An engineered citrus tristeza virus (T36CA)-based vector induces gene-specific silencing and is graft transmissible to commercial citrus varieties

Authors: Krueger, Robert; CHEN, ANGEL - University Of California, Riverside; ZHOU, JACLYN - University Of California, Riverside; LIU, SI - University Of California, Riverside; XU, HUAYING - University Of California, Riverside; NG, JAMES - University Of California, Riverside

Submitted to: Phytopathology
Publication Type: Peer Reviewed Journal
Publication Acceptance Date: 8/7/2024
Publication Date: 11/21/2024
Citation: Krueger, R., Chen, A.Y., Zhou, J.S., Liu, S., Xu, H.K., Ng, J.C. 2024. An engineered citrus tristeza virus (T36CA)-based vector induces gene-specific silencing and is graft transmissible to commercial citrus varieties. Phytopathology. 114(11):2453-2462. https://doi.org/10.1094/PHYTO-05-24-0167-R.
DOI: https://doi.org/10.1094/PHYTO-05-24-0167-R

Interpretive Summary: Viruses infecting plants can be engineered as "vectors' capable of production and/or delivery of therapeutics such as vaccines, antimicrobials, and anticancer compounds, to targeted bioimaging and theranostics. A vector based upon a Florida isolate of Citrus tristeza virus (CTV) was developed. However, due to phytosanitary regulations, this vector could not be used in California and a vector based upon a genetically closely related isolate of CTV was developed that was capable of systemically infecting and expressing green fluorescent protein (GFP) in Nicotiana benthamiana and Citrus macrophylla seedlings. The current report documents further development of the California-derived vector that was able to induce gene silencing in the host plant. These versions of the vector also appeared to accumulate to higher levels in the host than previous versions. This report also documents the ability of these vectors to infect commercial citrus varieties grafted onto CTV-resistant and -susceptible rootstocks.

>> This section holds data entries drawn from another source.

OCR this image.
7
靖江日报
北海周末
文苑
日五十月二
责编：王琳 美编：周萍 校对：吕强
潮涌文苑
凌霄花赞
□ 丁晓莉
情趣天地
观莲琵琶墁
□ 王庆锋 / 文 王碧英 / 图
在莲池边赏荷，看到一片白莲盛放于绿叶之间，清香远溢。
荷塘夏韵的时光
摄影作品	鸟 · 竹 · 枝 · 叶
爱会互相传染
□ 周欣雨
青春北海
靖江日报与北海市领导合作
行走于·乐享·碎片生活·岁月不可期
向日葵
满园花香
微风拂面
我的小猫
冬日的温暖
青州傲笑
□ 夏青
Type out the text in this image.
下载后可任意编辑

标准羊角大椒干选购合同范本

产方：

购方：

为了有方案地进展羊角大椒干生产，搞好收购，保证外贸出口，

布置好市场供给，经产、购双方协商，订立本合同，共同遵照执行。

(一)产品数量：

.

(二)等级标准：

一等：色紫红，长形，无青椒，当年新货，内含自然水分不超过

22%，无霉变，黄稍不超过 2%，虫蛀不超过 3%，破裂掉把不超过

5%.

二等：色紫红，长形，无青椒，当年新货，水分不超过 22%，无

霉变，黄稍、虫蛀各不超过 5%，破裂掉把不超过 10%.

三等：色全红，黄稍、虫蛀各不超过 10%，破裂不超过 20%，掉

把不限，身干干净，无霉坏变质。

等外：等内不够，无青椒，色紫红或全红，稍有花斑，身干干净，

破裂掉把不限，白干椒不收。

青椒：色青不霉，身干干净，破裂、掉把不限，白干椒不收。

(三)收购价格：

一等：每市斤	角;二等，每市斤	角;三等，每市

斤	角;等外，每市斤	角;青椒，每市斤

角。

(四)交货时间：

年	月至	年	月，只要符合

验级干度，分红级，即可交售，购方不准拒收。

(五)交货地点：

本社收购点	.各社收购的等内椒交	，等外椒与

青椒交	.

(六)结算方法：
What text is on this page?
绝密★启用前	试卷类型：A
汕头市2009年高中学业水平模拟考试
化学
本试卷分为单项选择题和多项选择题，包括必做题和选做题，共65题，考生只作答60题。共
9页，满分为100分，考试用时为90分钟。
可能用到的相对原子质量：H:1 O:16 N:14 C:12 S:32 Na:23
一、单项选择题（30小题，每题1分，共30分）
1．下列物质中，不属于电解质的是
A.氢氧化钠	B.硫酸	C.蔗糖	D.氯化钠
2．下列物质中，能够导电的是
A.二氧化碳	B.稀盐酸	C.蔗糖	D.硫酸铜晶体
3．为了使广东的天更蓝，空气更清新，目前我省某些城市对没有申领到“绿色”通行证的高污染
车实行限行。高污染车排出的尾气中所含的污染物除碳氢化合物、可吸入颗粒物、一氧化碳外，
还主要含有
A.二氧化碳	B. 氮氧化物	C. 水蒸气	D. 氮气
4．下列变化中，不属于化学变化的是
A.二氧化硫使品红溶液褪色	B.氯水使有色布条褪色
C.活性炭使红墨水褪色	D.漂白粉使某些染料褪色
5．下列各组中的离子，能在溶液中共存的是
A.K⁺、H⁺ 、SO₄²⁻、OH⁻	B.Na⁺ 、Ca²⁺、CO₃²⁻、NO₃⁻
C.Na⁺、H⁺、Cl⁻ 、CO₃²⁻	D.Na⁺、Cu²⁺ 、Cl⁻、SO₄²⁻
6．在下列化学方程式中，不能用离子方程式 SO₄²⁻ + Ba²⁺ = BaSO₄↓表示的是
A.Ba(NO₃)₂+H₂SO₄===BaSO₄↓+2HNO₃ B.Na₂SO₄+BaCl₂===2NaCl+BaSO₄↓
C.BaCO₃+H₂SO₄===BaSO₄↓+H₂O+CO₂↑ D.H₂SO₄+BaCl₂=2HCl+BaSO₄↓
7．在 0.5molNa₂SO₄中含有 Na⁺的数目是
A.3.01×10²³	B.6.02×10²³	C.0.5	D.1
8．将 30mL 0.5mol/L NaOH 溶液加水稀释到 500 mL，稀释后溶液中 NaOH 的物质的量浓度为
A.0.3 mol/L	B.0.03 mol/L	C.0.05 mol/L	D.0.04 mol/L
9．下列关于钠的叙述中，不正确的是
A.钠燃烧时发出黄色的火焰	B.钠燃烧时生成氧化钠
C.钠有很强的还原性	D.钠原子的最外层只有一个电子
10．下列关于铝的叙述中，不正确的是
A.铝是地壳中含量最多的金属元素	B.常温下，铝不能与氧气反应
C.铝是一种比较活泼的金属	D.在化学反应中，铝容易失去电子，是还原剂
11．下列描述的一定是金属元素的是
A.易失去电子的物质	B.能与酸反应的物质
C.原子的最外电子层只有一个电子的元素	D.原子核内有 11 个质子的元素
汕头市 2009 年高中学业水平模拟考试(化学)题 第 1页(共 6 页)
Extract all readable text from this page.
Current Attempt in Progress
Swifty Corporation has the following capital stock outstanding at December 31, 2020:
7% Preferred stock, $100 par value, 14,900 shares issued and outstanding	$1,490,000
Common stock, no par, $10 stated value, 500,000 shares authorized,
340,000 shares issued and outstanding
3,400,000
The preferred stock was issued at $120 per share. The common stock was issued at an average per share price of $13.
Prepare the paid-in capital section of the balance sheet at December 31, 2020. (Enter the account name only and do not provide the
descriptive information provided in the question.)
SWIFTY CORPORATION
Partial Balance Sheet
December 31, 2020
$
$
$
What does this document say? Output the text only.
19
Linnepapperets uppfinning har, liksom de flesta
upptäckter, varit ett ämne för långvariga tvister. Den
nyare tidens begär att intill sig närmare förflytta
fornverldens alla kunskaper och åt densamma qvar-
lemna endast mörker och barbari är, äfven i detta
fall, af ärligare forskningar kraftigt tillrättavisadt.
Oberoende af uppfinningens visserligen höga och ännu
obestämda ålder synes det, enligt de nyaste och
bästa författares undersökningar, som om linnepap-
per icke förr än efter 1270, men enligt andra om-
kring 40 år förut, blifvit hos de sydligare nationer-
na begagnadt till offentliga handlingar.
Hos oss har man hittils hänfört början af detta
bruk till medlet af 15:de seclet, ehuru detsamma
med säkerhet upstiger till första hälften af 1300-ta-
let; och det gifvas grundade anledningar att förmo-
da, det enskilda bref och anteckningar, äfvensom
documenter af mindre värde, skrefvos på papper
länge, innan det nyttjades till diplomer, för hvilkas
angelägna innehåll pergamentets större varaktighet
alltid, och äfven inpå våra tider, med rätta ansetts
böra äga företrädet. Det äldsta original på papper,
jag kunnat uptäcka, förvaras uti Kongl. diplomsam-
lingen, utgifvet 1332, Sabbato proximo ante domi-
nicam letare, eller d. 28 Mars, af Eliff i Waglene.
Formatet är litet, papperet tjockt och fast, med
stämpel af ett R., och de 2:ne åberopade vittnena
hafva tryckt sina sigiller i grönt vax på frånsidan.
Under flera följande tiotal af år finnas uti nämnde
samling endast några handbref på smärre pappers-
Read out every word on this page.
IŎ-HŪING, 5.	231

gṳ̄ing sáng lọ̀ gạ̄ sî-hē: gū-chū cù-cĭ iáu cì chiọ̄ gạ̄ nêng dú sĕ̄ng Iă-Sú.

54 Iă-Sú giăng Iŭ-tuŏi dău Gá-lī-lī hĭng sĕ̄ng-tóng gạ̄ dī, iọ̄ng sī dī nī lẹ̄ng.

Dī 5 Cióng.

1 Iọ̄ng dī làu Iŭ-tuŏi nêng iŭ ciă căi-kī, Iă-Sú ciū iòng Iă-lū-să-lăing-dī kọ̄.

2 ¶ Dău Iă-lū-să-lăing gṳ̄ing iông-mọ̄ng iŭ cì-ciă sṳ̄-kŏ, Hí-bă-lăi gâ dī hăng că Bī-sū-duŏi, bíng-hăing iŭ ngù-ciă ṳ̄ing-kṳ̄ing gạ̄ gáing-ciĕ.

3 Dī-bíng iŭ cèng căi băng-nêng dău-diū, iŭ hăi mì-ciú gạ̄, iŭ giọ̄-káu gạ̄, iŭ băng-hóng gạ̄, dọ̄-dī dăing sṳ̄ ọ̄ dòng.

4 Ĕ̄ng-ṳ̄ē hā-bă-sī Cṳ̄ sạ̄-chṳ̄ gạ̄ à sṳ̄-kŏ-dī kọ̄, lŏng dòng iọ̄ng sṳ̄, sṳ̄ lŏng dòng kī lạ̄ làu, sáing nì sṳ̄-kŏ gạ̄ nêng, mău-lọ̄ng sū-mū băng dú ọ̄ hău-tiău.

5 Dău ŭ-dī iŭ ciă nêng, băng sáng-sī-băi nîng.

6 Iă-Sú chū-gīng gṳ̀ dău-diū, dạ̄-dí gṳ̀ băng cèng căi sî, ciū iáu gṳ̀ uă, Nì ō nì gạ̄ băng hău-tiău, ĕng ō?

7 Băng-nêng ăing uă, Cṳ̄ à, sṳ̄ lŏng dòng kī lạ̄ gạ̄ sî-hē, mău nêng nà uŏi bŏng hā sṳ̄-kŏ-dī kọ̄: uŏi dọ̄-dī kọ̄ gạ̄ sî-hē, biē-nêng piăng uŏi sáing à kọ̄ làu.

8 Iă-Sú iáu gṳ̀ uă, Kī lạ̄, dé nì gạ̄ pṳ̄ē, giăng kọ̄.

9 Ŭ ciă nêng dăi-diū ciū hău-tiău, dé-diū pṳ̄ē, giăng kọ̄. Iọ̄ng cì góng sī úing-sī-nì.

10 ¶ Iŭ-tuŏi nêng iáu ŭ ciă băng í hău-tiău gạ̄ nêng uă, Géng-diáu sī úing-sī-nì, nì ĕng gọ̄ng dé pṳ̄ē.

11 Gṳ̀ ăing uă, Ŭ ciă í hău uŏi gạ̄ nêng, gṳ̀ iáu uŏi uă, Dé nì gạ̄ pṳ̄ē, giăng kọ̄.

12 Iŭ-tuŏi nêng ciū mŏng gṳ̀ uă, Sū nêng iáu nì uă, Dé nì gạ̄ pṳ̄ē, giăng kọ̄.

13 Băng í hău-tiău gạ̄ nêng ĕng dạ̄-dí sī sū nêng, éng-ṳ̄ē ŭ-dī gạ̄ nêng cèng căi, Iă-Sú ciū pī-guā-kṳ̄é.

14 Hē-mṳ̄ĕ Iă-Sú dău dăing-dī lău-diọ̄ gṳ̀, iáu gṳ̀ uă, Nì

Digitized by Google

Technical Abstract: A protein-expressing citrus tristeza virus (CTV)-based vector, pT36CA-V1.3, constructed from a California isolate of the T36 strain (T36CA), was retooled into a virus induced gene silencing (VIGS) system intended for use with studies of California citrus. VIGS constructs engineered with a truncated Citrus macrophylla (Cm) PHYTOENE DESATURASE (PDS) gene sequence in the sense or anti-sense orientation worked equally well to silence the endogenous CmPDS gene. In a parallel effort to optimize vector performance, two non-synonymous nucleotides in open reading frame 1a of T36CA-V1.3 were replaced with those conserved in the reference sequences from the T36CA cDNA library. The resulting viruses, T36CA-V1.4 (with one amino acid modification: D760N) and T36CA-V1.5 (with two amino acid modifications: D760N and P1174L), along with T36CA-V1.3 were individually propagated in Nicotiana benthamiana and C. macrophylla plants. Enzyme-linked immunosorbent assay (ELISA) measurements of extracts of the newly emerged leaves suggested that all three viruses accumulated to similar levels in N. benthamiana plants at 5 week-post-inoculation. ELISA values of T36CA-V1.4- and -V1.5-infected C. macrophylla samples were significantly higher than that of T36CA-V1.3-infected samples within an 8 to 12 month-post-inoculation (mpi) window, suggesting a higher accumulation of T36CA-V1.4 and -V1.5 than T36CA-V1.3. However, at 36 mpi, the ELISA values suggested that all three viruses accumulated to similar levels. When C. macrophylla plants infected with each of the three viruses were grafted to commercial citrus varieties, a limited number of receptor plants became infected, demonstrating a weak but nonetheless (the first) successful delivery of T36CA to California-grown commercial citrus.